Slowing Economies Hint of Global Recession

THE threat of a world recession is mounting. The slump in the United States, which started last summer, has some months to go. Britain, Canada, Australia, and New Zealand are also in recession. Italy and France are headed in that direction.

The economies of Germany and Japan are slowing considerably.

"It is rather a serious development," says Geoffrey Moore, director of the Center for International Business Cycle Research at Columbia University.

"The economic outlook is not good," echoes J. Paul Horne, international economist for Smith Barney, Harris Upham & Co.

The US stock market appeared to agree Tuesday. The Dow Jones industrial average slid 62.13 points to 2,867.82, the worst point drop since Oct. 9, 1990.

The market, observers say, was reacting specifically to a report by International Business Machines Corporation that its earnings would be half of original estimates. Also, many investors were disenchanted by the rise in consumer prices in February. Overall, this inflation index edged up only a tiny 0.2 percent. But if food and energy prices are excluded, it rose 0.7 percent. Price jumps in postage, alcoholic beverages, and women's clothing were especially large.

Rimmer de Vries, international economist for Morgan Guaranty Trust Company, asks if investors are beginning to doubt that the US economy will recover before mid-year, as most economists predict.

"Maybe we are not coming out so fast," he says.

This gloom is not shared by all. "There will be no global recession," predicts Michael Gregory, an economist with the Royal Bank of Canada in Toronto. He's counting on continued economic growth in Germany and Japan and recovery this summer in the US and Canada to avert a worldwide slump.

In general, economists are expecting world output to grow more slowly this year than last. Looking at the democratic industrial countries, DRI/McGraw Hill now sees an average growth in production of goods and services amounting to 2 to 2.5 percent this year, down from 2.5 to 3 percent a few months ago. "For the US, it means we are not going to get as much assistance from exports as we expected," says Cynthia Latta, an economist at the Lexington, Mass., economic consulting firm.

The consensus of 50 economic forecasters in the US and several other countries, surveyed by Globescope, in Glen Carbon, Ill., predicts these average national growth rates this year: the US 0.0 percent; Canada 0.1 percent; Japan 3.6 percent; Germany 3 percent; France 2.2 percent; Italy 2 percent; Britain 0.0 percent; Spain 2.7 percent. Over the past half year, the predictions of these forecasters, made monthly, have been trending down.

No 'firepower' in economy

However, James Buhr, editor of Globescope, says his latest survey, only 20 percent complete, shows a slight upbeat in forecasts for the US economy.

One favorable sign was a 16.4 percent jump in the seasonally adjusted annual rate of construction of new homes and apartments in February to 989,000, reported Tuesday by the Com- merce Department. The housing industry typically rebounds some three months to a year before the end of a recession.

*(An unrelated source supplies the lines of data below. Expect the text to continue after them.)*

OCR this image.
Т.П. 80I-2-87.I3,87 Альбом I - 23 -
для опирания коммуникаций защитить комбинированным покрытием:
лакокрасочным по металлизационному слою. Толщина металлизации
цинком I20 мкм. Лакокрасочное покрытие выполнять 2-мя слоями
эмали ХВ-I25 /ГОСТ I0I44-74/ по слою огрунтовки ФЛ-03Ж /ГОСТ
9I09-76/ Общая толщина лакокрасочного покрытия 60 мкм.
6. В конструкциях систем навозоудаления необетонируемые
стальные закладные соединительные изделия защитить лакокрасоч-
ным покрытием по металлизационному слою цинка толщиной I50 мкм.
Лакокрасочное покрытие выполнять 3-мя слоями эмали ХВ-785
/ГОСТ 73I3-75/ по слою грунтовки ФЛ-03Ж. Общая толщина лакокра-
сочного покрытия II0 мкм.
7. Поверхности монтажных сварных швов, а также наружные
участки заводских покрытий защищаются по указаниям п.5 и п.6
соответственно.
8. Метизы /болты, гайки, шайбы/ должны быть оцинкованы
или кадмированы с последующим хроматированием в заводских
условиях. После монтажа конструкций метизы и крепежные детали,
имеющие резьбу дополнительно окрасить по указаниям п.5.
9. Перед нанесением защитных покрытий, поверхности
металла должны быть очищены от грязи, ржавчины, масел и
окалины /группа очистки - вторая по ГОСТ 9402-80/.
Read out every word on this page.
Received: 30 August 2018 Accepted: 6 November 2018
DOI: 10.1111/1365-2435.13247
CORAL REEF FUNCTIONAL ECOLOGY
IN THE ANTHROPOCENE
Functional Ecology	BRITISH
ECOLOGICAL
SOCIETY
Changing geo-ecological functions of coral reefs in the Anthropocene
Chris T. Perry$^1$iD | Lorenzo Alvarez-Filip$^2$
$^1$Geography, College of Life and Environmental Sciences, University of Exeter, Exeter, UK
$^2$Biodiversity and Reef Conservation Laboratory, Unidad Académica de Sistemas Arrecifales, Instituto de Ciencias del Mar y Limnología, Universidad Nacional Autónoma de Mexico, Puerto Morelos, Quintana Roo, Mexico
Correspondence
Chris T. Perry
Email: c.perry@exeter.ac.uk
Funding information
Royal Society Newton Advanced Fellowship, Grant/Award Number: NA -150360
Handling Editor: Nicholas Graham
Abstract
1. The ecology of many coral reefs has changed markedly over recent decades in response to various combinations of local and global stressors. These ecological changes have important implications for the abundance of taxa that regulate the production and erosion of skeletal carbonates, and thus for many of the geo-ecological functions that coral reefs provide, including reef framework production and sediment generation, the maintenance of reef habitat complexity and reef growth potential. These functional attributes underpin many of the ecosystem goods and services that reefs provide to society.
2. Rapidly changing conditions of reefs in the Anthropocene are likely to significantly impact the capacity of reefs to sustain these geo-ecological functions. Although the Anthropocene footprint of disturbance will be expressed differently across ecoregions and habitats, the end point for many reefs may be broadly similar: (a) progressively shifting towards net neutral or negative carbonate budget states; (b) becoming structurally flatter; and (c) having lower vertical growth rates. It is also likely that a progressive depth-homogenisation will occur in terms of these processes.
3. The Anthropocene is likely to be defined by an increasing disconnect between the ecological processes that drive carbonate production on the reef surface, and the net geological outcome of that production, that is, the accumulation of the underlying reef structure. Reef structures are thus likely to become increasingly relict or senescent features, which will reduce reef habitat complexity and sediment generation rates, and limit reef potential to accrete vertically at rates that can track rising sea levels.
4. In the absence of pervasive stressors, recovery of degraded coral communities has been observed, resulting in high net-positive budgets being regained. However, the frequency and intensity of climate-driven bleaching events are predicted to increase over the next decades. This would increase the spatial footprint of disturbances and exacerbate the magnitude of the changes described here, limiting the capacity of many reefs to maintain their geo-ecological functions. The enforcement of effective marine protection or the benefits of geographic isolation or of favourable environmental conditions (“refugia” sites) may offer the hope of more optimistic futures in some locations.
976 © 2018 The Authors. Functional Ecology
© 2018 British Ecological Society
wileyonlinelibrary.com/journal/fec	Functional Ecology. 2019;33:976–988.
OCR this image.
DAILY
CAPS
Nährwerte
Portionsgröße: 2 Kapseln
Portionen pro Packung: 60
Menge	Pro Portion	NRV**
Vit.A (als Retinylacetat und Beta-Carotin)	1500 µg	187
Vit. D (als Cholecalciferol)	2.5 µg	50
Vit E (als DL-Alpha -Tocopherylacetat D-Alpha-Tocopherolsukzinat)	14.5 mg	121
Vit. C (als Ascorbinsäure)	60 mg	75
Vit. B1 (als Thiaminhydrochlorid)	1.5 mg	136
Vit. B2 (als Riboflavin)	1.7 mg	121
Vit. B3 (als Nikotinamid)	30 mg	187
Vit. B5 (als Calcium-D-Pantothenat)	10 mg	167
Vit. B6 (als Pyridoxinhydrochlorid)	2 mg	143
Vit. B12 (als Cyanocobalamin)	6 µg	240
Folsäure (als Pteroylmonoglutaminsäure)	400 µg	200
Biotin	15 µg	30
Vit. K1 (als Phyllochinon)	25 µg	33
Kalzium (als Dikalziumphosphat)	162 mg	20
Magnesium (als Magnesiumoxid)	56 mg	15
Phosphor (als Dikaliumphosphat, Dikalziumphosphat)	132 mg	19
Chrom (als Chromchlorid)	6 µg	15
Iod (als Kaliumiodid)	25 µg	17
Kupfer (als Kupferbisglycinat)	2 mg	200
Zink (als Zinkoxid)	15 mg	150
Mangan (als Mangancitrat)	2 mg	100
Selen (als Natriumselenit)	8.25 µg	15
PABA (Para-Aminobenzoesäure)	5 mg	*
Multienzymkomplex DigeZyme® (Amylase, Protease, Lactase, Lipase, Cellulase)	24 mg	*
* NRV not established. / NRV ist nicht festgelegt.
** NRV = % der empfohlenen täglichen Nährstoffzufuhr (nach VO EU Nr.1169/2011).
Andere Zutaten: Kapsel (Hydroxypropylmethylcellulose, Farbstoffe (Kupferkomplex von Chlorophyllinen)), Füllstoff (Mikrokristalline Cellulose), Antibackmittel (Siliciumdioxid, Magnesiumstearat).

Dr. Moore of Columbia University follows the statistics for 11 countries making up about half of world output. His composite leading index for these nations, designed to indicate where the economies of this group of countries will stand in around six months, has been declining at an annual rate of 2 percent. Only three of the 11 individual national leading indexes are currently rising.

Should recession spread among US trading partners now, Moore says, it could either slow down the US economic recovery or put it off a month or two.

Dr. de Vries maintains that rising state and local taxes, sticky inflation, modest inventory levels, and other factors will mean a "very slow recovery" in the US. "There is no real firepower in this economy," he says.

Drag on German growth

However, the Federal Reserve System has been adding more money to the economy. One measure of money known as M2 that includes currency, checking deposits, and some savings, grew at a high 8.9 percent annual rate in February. "That does not suggest a need for more loosening by the Fed," says Ms. Latta.

Abroad, the German government just raised taxes to pay for unification. "Financing the huge and growing transfers to eastern Germany is proving to be a greater drag on German growth than expected by the government or private economists," notes Mr. Horne. The Bundesbank, Germany's central bank, has maintained a tight monetary policy to curb inflation.

Japan's central bank also is sticking to monetary restraint for the same reason. As a result, growth is expected to be modest by Japanese standards.